X-rays and e-beams are used for high-resolution imaging where the requirement for highly accurate lenses is one of the limiting factors. Hence, lensless imaging is preferred. Coherent Diffractive Imaging (CDI) is a lensless imaging technique which uses intensity patterns in the far-field to obtain the complex amplitude of the object. Ptychography, an emerging area of research, belongs to the class of CDI techniques. In ptychography, the object is partially illuminated by a scanning probe and the intensity patterns in the far-field for each probe position are recorded and used to reconstruct the object. One of the important aspects to the success of this method is the overlap between the adjacent probes and the accurate knowledge of the probe positions. Recently, we proposed a new method to correct the probe positions which uses the gradient of intensity patterns in the far-field. Here, we propose another method to correct probe positions.
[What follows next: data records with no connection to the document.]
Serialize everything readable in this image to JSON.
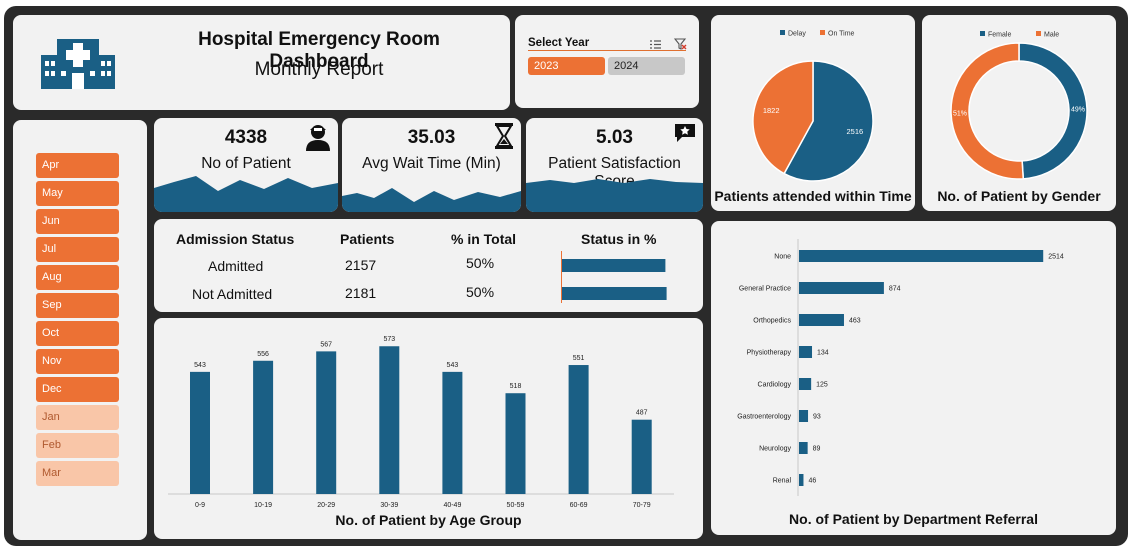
{
  "header": {
    "title": "Hospital Emergency Room Dashboard",
    "subtitle": "Monthly Report",
    "icon": "hospital-icon"
  },
  "year_slicer": {
    "title": "Select Year",
    "years": [
      {
        "label": "2023",
        "selected": true
      },
      {
        "label": "2024",
        "selected": false
      }
    ],
    "colors": {
      "selected": "#ec7134",
      "unselected": "#c8c8c8"
    }
  },
  "month_slicer": {
    "months": [
      {
        "label": "Apr",
        "selected": true
      },
      {
        "label": "May",
        "selected": true
      },
      {
        "label": "Jun",
        "selected": true
      },
      {
        "label": "Jul",
        "selected": true
      },
      {
        "label": "Aug",
        "selected": true
      },
      {
        "label": "Sep",
        "selected": true
      },
      {
        "label": "Oct",
        "selected": true
      },
      {
        "label": "Nov",
        "selected": true
      },
      {
        "label": "Dec",
        "selected": true
      },
      {
        "label": "Jan",
        "selected": false
      },
      {
        "label": "Feb",
        "selected": false
      },
      {
        "label": "Mar",
        "selected": false
      }
    ]
  },
  "kpis": {
    "patients": {
      "value": "4338",
      "label": "No of Patient",
      "icon": "patient-icon"
    },
    "wait": {
      "value": "35.03",
      "label": "Avg Wait Time (Min)",
      "icon": "hourglass-icon"
    },
    "satisfaction": {
      "value": "5.03",
      "label": "Patient Satisfaction Score",
      "icon": "star-review-icon"
    }
  },
  "admission": {
    "headers": [
      "Admission Status",
      "Patients",
      "% in Total",
      "Status in %"
    ],
    "rows": [
      {
        "status": "Admitted",
        "patients": "2157",
        "pct": "50%",
        "fraction": 0.497
      },
      {
        "status": "Not Admitted",
        "patients": "2181",
        "pct": "50%",
        "fraction": 0.503
      }
    ]
  },
  "colors": {
    "blue": "#1a5f85",
    "orange": "#ec7134",
    "panel": "#f2f2f2",
    "frame": "#2a2a2a"
  },
  "chart_data": [
    {
      "type": "pie",
      "title": "Patients attended within Time",
      "legend": "top",
      "categories": [
        "Delay",
        "On Time"
      ],
      "values": [
        2516,
        1822
      ],
      "colors": [
        "#1a5f85",
        "#ec7134"
      ]
    },
    {
      "type": "pie",
      "title": "No. of Patient by Gender",
      "legend": "top",
      "donut": true,
      "categories": [
        "Female",
        "Male"
      ],
      "values": [
        49,
        51
      ],
      "labels": [
        "49%",
        "51%"
      ],
      "colors": [
        "#1a5f85",
        "#ec7134"
      ]
    },
    {
      "type": "bar",
      "title": "No. of Patient by Age Group",
      "categories": [
        "0-9",
        "10-19",
        "20-29",
        "30-39",
        "40-49",
        "50-59",
        "60-69",
        "70-79"
      ],
      "values": [
        543,
        556,
        567,
        573,
        543,
        518,
        551,
        487
      ],
      "ylim": [
        400,
        585
      ],
      "grid": false
    },
    {
      "type": "bar",
      "orientation": "horizontal",
      "title": "No. of Patient by Department Referral",
      "categories": [
        "None",
        "General Practice",
        "Orthopedics",
        "Physiotherapy",
        "Cardiology",
        "Gastroenterology",
        "Neurology",
        "Renal"
      ],
      "values": [
        2514,
        874,
        463,
        134,
        125,
        93,
        89,
        46
      ],
      "xlim": [
        0,
        2800
      ],
      "grid": false
    }
  ]
}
For high resolution imaging, X-rays and electron beams are being used. However, for such a short wavelength, imaging with lenses becomes difficult as lenses absorb a part of radiation and lenses with very low aberrations must be used. Ptychography is a lens-less imaging technique which uses intensity information of the multiple diffraction patterns in the far field. These multiple far field diffraction patterns are generated by an unknown object which is scanned by a localized illuminated spot (probe).
Accurate knowledge of initial parameters is important for a good reconstruction of the object. Robustness of the Ptychography Iterative Engine (PIE) has already been studied for inaccurately known initial parameters, where the success of the algorithm was found to be sensitive to the accuracy of the estimate of lateral positions of the probe.
We present here a new method to correct the lateral position of the probe with respect to the object. This method is more straightforward to implement than other existing algorithms while comparable accuracy for the lateral position is achieved. Being able to correct the probe positions has positive implication in experiments, in particular at the short wavelength cases. It relaxes the requirement for the experimental set-up.